About this time last year, I obsessively read the original six novels in Nancy Springer's Enola Holmes series. Six books, five days. They were a fucking hit when they were originally published in the early 2000s. And they were a renewed hit a year ago when Millie Bobby Brown stared in (and produced--fucking badass females for the win) the Netflix movie adaptation last September. Last month, a short story (e-reader only) was released ("Enola Holmes and the Boy in Buttons"); last week a seventh novel in the series was released ("Enola Holmes and the Black Barouche"--this post's focus).
["Enola Holmes is the much younger sister of her more famous brothers, Sherlock and Mycroft. But she has all the wits, skills, and sleuthing inclinations of them both. At fifteen, she's an independent young woman--after all, her name spelled backwards reads 'alone'--and living on her own in London. When a young professional woman, Miss Letitia Glover, shows up on Sherlock's doorstep, desperate to learn more about the fate of her twin sister, it is Enola who steps up. It seems her sister, the former Felicity Glover, married the Earl of Dunhench and per a curt note from the Earl, has died. But Letitia Glover is convinced this isn't the truth, that she'd know--she'd feel--if her twin had died.

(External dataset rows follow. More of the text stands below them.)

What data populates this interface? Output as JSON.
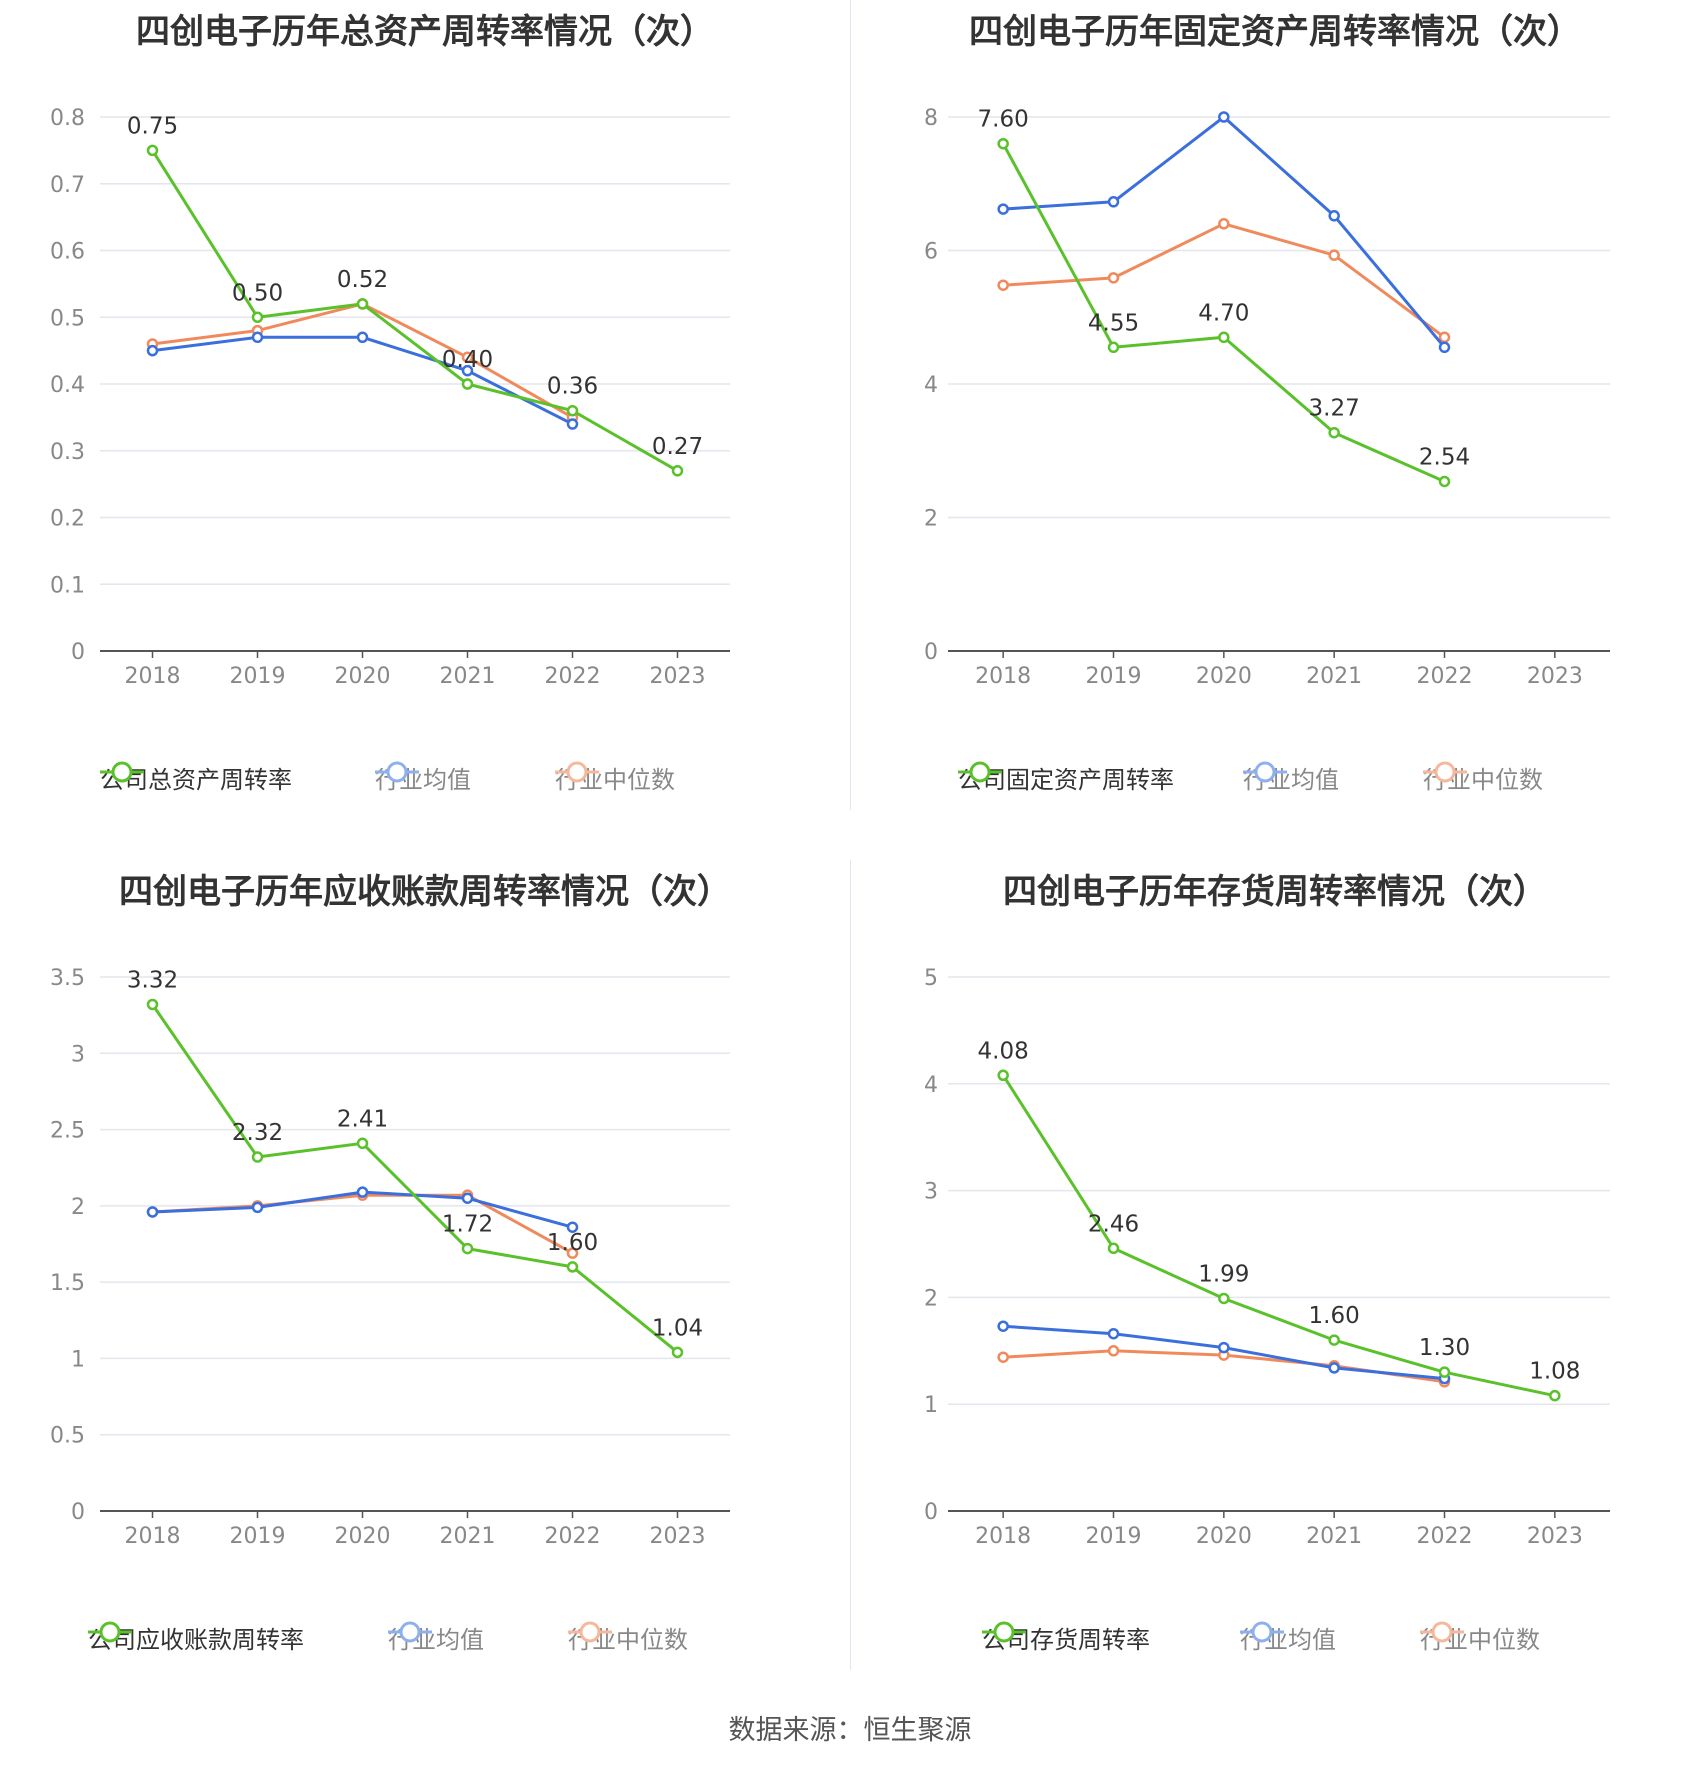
{
  "footer": {
    "source": "数据来源：恒生聚源"
  },
  "colors": {
    "company": "#5ac12b",
    "avg": "#3a6fdc",
    "median": "#f08a5d",
    "grid": "#e3e6ee",
    "axis": "#555555",
    "tick": "#888888"
  },
  "chart_data": [
    {
      "type": "line",
      "title": "四创电子历年总资产周转率情况（次）",
      "categories": [
        "2018",
        "2019",
        "2020",
        "2021",
        "2022",
        "2023"
      ],
      "ylim": [
        0,
        0.8
      ],
      "yticks": [
        "0",
        "0.1",
        "0.2",
        "0.3",
        "0.4",
        "0.5",
        "0.6",
        "0.7",
        "0.8"
      ],
      "series": [
        {
          "name": "公司总资产周转率",
          "role": "company",
          "values": [
            0.75,
            0.5,
            0.52,
            0.4,
            0.36,
            0.27
          ],
          "labels": [
            "0.75",
            "0.50",
            "0.52",
            "0.40",
            "0.36",
            "0.27"
          ]
        },
        {
          "name": "行业均值",
          "role": "avg",
          "values": [
            0.45,
            0.47,
            0.47,
            0.42,
            0.34,
            null
          ]
        },
        {
          "name": "行业中位数",
          "role": "median",
          "values": [
            0.46,
            0.48,
            0.52,
            0.44,
            0.35,
            null
          ]
        }
      ]
    },
    {
      "type": "line",
      "title": "四创电子历年固定资产周转率情况（次）",
      "categories": [
        "2018",
        "2019",
        "2020",
        "2021",
        "2022",
        "2023"
      ],
      "ylim": [
        0,
        8
      ],
      "yticks": [
        "0",
        "2",
        "4",
        "6",
        "8"
      ],
      "series": [
        {
          "name": "公司固定资产周转率",
          "role": "company",
          "values": [
            7.6,
            4.55,
            4.7,
            3.27,
            2.54,
            null
          ],
          "labels": [
            "7.60",
            "4.55",
            "4.70",
            "3.27",
            "2.54",
            null
          ]
        },
        {
          "name": "行业均值",
          "role": "avg",
          "values": [
            6.62,
            6.73,
            8.0,
            6.52,
            4.55,
            null
          ]
        },
        {
          "name": "行业中位数",
          "role": "median",
          "values": [
            5.48,
            5.59,
            6.4,
            5.93,
            4.7,
            null
          ]
        }
      ]
    },
    {
      "type": "line",
      "title": "四创电子历年应收账款周转率情况（次）",
      "categories": [
        "2018",
        "2019",
        "2020",
        "2021",
        "2022",
        "2023"
      ],
      "ylim": [
        0,
        3.5
      ],
      "yticks": [
        "0",
        "0.5",
        "1",
        "1.5",
        "2",
        "2.5",
        "3",
        "3.5"
      ],
      "series": [
        {
          "name": "公司应收账款周转率",
          "role": "company",
          "values": [
            3.32,
            2.32,
            2.41,
            1.72,
            1.6,
            1.04
          ],
          "labels": [
            "3.32",
            "2.32",
            "2.41",
            "1.72",
            "1.60",
            "1.04"
          ]
        },
        {
          "name": "行业均值",
          "role": "avg",
          "values": [
            1.96,
            1.99,
            2.09,
            2.05,
            1.86,
            null
          ]
        },
        {
          "name": "行业中位数",
          "role": "median",
          "values": [
            1.96,
            2.0,
            2.07,
            2.07,
            1.69,
            null
          ]
        }
      ]
    },
    {
      "type": "line",
      "title": "四创电子历年存货周转率情况（次）",
      "categories": [
        "2018",
        "2019",
        "2020",
        "2021",
        "2022",
        "2023"
      ],
      "ylim": [
        0,
        5
      ],
      "yticks": [
        "0",
        "1",
        "2",
        "3",
        "4",
        "5"
      ],
      "series": [
        {
          "name": "公司存货周转率",
          "role": "company",
          "values": [
            4.08,
            2.46,
            1.99,
            1.6,
            1.3,
            1.08
          ],
          "labels": [
            "4.08",
            "2.46",
            "1.99",
            "1.60",
            "1.30",
            "1.08"
          ]
        },
        {
          "name": "行业均值",
          "role": "avg",
          "values": [
            1.73,
            1.66,
            1.53,
            1.34,
            1.24,
            null
          ]
        },
        {
          "name": "行业中位数",
          "role": "median",
          "values": [
            1.44,
            1.5,
            1.46,
            1.36,
            1.21,
            null
          ]
        }
      ]
    }
  ]
}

The Earl's note is suspiciously vague and the death certificate is even more dubious, signed it seems by a John H. Watson, M.D. (who denies any knowledge of such). The only way forward is for Enola to go undercover--or so Enola decides at the vehement objection of her brother. And she soon finds out that this is not the first of the Earl's wives to die suddenly and vaguely--and that the secret to the fate of the missing Felicity is tied to a mysterious black barouche that arrived at the Earl's home in the middle of the night. To uncover the secrets held tightly within the Earl's hall, Enola is going to require help--from Sherlock, from the twin sister of the missing woman, and from an old friend, the young Viscount Tewkesbury, Marquess of Basilwether!"]
So good, and so cute. Now that Enola doesn't have to run from Sherlock (and Mycroft--for forcibly putting her in finishing school), they make a fabulous team. Enola does her own thing. Sherlock does his own thing. They judge each other's methods. They come together to save more innocent people from the evil-as-fuck patriarchy.